The commission said“ a booklet cannot be printed for 90 voters. A booklet of hundred (100) ballots will be provided. After adding a contingency of five percent (5%)to the 90 voters, the number of ballots would increase to some ninety five (95) ballots.”

However, since that Polling Station can only be provided with a booklet that contains 100 ballots the Commission added that “there will be an excess of five (5) ballot papers. This is the situation that pertains in several Polling Stations. This cannot be avoided because it is impossible to print separate booklets for each Polling Station based on the number of registered voters at that particular Polling Station.”

The commission said this has been the practice and the NDC is fully aware of.

Political parties have representatives at the Printing Houses who monitor and keep a 24-hour watch of the printing process.

Serial Numbers

On the allegation of the EC not providing the political parties with the serial numbers of the ballot papers the commission explained that it has never provided the parties with serial numbers of ballot papers.

“The commission cannot generate the serial numbers of all 17million plus ballot papers.”
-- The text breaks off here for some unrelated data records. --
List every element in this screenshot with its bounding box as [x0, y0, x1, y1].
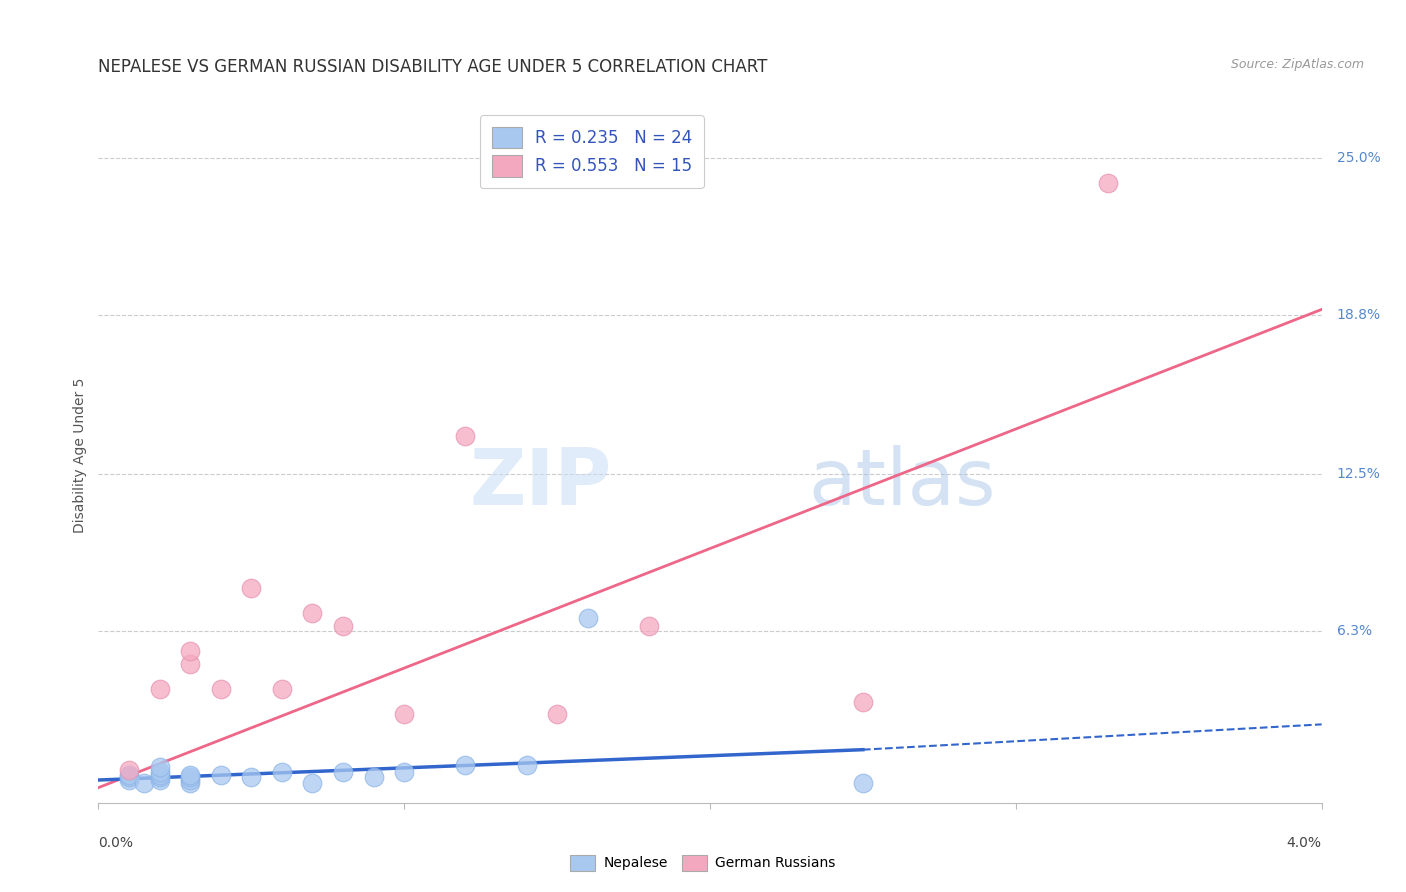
- Text: 18.8%: 18.8%: [1337, 308, 1381, 321]
- Point: [454, 757, 477, 772]
- Point: [118, 763, 141, 777]
- Y-axis label: Disability Age Under 5: Disability Age Under 5: [73, 377, 87, 533]
- Point: [637, 618, 661, 632]
- Text: 25.0%: 25.0%: [1337, 151, 1381, 165]
- Point: [392, 707, 416, 722]
- Point: [852, 775, 875, 789]
- Point: [118, 768, 141, 782]
- Point: [118, 771, 141, 785]
- Point: [209, 681, 232, 696]
- Text: 0.0%: 0.0%: [98, 836, 134, 850]
- Text: atlas: atlas: [808, 445, 995, 521]
- Point: [149, 681, 172, 696]
- Text: NEPALESE VS GERMAN RUSSIAN DISABILITY AGE UNDER 5 CORRELATION CHART: NEPALESE VS GERMAN RUSSIAN DISABILITY AG…: [98, 58, 768, 76]
- Legend: R = 0.235   N = 24, R = 0.553   N = 15: R = 0.235 N = 24, R = 0.553 N = 15: [479, 115, 704, 188]
- Text: 12.5%: 12.5%: [1337, 467, 1381, 481]
- Point: [149, 768, 172, 782]
- Point: [363, 771, 385, 785]
- Text: ZIP: ZIP: [470, 445, 612, 521]
- Point: [209, 768, 232, 782]
- Point: [118, 772, 141, 787]
- Point: [332, 618, 354, 632]
- Point: [516, 757, 538, 772]
- Point: [1097, 176, 1119, 190]
- Point: [149, 771, 172, 785]
- Point: [179, 657, 201, 671]
- Point: [546, 707, 568, 722]
- Point: [179, 775, 201, 789]
- Point: [301, 775, 323, 789]
- Point: [301, 606, 323, 620]
- Point: [576, 611, 599, 625]
- Point: [179, 768, 201, 782]
- Point: [392, 765, 416, 780]
- Point: [270, 681, 294, 696]
- Point: [852, 695, 875, 709]
- Point: [149, 760, 172, 774]
- Point: [179, 771, 201, 785]
- Point: [179, 644, 201, 658]
- Point: [149, 772, 172, 787]
- Point: [179, 772, 201, 787]
- Point: [454, 429, 477, 443]
- Point: [270, 765, 294, 780]
- Point: [240, 771, 263, 785]
- Point: [134, 775, 156, 789]
- Point: [149, 765, 172, 780]
- Legend: Nepalese, German Russians: Nepalese, German Russians: [565, 849, 841, 876]
- Text: Source: ZipAtlas.com: Source: ZipAtlas.com: [1230, 58, 1364, 71]
- Text: 4.0%: 4.0%: [1286, 836, 1322, 850]
- Point: [332, 765, 354, 780]
- Text: 6.3%: 6.3%: [1337, 624, 1372, 638]
- Point: [240, 581, 263, 595]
It is a standard the commission explained that “serial numbers are generated by the printing houses and are provided to both the commission and political parties after each batch of printing is completed.”

The printing houses engaged to print ballot papers since 1992 include the Assembly Press and the NDC used them all the time they were in power including 2016 but are bizarrely accusing the commission for reasons best known to them.